If people think we can flip a switch and bring animals back from the dead, they might be less motivated by these concerns, Dr Gilbert surmises.
That could be especially true if people don’t understand that “de-extinction” — at least in its current form — is massively time- and money-intensive and has yet to be truly successful for any singular species, let alone the thousands of species you might lose by cutting down the rainforest.
Mr Lamm said this was more of “an education problem”. He also notes that some of Colossal’s research — including on things like in vitro fertilization and disease treatments in elephants — could be applied to modern-day animals.
And the same argument about public perception could be made for animals kept in captivity, Mr Novak argues. “It’s literally the most negligible concern over all this,” he says.
In another sense, Mr Novak says, that argument is just the continuation of the challenge wildlife conservationists have been facing for decades.
“De-extinction is the extension of something that conservation has been doing for nearly 200 years,” he says.

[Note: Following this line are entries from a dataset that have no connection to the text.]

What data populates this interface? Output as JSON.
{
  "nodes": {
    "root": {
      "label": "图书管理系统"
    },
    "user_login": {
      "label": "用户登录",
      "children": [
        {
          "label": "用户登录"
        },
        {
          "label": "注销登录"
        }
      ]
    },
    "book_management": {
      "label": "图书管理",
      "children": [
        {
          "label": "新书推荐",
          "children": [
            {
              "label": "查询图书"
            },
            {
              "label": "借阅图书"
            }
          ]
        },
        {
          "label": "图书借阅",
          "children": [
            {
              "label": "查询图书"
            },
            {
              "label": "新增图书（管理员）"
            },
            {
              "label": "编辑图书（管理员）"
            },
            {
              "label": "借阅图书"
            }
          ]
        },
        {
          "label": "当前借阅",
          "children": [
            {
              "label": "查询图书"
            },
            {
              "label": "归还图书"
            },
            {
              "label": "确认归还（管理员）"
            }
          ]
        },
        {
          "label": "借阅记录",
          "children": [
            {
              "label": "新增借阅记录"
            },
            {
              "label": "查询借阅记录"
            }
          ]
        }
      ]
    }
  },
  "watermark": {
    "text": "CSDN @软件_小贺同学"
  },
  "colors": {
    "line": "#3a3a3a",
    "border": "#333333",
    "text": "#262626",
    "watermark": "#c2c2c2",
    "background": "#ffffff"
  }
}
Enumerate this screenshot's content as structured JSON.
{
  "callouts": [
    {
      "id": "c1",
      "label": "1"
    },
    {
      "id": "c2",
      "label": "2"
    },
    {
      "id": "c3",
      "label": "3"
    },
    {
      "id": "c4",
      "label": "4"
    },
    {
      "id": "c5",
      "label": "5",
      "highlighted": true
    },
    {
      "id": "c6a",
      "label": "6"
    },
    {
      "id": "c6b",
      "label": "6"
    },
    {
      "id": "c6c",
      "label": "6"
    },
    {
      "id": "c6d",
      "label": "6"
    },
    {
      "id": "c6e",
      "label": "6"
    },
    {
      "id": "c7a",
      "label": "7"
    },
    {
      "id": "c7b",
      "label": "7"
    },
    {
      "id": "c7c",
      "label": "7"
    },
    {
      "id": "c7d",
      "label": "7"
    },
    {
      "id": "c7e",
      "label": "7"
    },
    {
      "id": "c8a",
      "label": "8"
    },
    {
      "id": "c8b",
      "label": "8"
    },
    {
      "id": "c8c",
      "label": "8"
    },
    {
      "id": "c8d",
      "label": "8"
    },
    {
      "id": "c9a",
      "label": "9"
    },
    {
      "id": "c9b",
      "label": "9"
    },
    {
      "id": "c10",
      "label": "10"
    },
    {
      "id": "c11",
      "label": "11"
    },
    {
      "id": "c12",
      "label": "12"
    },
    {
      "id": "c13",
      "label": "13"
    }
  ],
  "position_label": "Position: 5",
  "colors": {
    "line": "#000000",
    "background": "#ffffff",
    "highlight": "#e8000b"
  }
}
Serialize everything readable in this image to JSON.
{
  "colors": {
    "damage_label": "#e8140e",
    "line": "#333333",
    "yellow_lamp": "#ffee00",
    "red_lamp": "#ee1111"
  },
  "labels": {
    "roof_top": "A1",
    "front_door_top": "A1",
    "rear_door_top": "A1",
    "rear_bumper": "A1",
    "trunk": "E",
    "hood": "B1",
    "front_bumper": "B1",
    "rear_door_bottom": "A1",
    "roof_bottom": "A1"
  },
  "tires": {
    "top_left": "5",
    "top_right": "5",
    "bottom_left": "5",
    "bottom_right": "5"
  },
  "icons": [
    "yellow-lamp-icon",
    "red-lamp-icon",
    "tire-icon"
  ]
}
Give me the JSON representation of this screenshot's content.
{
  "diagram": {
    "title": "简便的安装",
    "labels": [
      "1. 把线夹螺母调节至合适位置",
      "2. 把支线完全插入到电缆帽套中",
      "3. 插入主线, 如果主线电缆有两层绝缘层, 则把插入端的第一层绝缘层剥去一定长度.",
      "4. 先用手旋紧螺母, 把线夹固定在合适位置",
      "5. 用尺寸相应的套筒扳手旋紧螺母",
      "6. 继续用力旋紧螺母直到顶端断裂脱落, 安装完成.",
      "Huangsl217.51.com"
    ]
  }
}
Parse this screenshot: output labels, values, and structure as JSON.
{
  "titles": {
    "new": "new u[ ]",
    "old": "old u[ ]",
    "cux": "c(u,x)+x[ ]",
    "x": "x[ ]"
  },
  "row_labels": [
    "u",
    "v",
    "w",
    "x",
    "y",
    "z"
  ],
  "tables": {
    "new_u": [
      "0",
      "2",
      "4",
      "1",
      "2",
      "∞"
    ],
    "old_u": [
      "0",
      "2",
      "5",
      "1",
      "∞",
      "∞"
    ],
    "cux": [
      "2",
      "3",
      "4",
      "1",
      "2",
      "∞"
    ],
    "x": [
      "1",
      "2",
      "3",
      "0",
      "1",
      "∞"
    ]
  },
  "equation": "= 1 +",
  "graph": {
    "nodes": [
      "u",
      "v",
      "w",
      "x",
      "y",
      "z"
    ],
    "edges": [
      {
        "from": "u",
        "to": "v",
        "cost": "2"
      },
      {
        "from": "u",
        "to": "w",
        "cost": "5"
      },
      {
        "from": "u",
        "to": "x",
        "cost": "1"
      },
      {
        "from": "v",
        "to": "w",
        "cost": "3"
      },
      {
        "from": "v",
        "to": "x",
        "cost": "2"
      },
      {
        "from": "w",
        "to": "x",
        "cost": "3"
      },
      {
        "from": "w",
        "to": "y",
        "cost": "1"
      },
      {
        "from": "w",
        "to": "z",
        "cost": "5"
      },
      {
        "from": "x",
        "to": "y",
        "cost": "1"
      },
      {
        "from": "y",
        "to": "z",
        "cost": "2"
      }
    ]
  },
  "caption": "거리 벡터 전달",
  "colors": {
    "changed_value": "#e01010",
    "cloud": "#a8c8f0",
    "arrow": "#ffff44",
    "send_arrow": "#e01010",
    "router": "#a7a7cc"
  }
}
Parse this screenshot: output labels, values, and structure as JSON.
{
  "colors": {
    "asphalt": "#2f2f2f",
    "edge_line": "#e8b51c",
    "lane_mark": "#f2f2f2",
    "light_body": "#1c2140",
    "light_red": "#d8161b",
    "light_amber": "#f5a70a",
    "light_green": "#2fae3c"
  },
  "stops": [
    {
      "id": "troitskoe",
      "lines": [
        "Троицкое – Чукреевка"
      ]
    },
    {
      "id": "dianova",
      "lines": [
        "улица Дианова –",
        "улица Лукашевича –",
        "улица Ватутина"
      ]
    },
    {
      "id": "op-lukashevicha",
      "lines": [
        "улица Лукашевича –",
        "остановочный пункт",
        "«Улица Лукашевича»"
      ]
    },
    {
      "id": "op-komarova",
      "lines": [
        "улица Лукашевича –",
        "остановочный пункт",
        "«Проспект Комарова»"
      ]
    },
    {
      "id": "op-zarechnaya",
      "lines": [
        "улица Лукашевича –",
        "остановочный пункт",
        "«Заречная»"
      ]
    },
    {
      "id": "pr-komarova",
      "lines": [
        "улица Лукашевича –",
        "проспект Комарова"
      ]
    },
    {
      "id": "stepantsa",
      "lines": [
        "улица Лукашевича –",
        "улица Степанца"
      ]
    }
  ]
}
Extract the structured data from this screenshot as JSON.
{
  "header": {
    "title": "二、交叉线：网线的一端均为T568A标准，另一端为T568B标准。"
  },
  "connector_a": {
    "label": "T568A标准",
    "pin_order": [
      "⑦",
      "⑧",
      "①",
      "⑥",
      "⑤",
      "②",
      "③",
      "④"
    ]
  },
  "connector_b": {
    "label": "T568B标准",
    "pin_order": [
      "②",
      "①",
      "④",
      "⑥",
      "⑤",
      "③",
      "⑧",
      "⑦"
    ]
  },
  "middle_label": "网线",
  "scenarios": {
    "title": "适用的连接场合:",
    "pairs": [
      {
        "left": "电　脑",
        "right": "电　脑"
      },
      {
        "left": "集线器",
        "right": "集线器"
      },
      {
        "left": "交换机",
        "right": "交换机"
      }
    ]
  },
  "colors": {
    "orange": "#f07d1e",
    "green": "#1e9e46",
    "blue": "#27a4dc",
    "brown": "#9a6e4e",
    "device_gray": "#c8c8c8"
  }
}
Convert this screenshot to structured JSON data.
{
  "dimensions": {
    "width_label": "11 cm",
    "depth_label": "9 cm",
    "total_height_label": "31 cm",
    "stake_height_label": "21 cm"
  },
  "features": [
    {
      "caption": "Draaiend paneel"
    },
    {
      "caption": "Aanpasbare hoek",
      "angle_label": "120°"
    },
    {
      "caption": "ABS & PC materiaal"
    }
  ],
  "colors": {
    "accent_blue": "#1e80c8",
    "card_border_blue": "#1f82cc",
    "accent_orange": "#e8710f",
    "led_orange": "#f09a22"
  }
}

In ecosystems around the world, conservationists have restored long-lost wildlife to the ecosystem — like wolves in Yellowstone National Park or beavers in Europe. The only difference is that none of these species had been entirely extinct – and whether we can make that leap remains to be seen.
“For me, it’s always been a conservation-, ecological restoration-driven discipline,” he says. “And will remain that way the rest of my life.”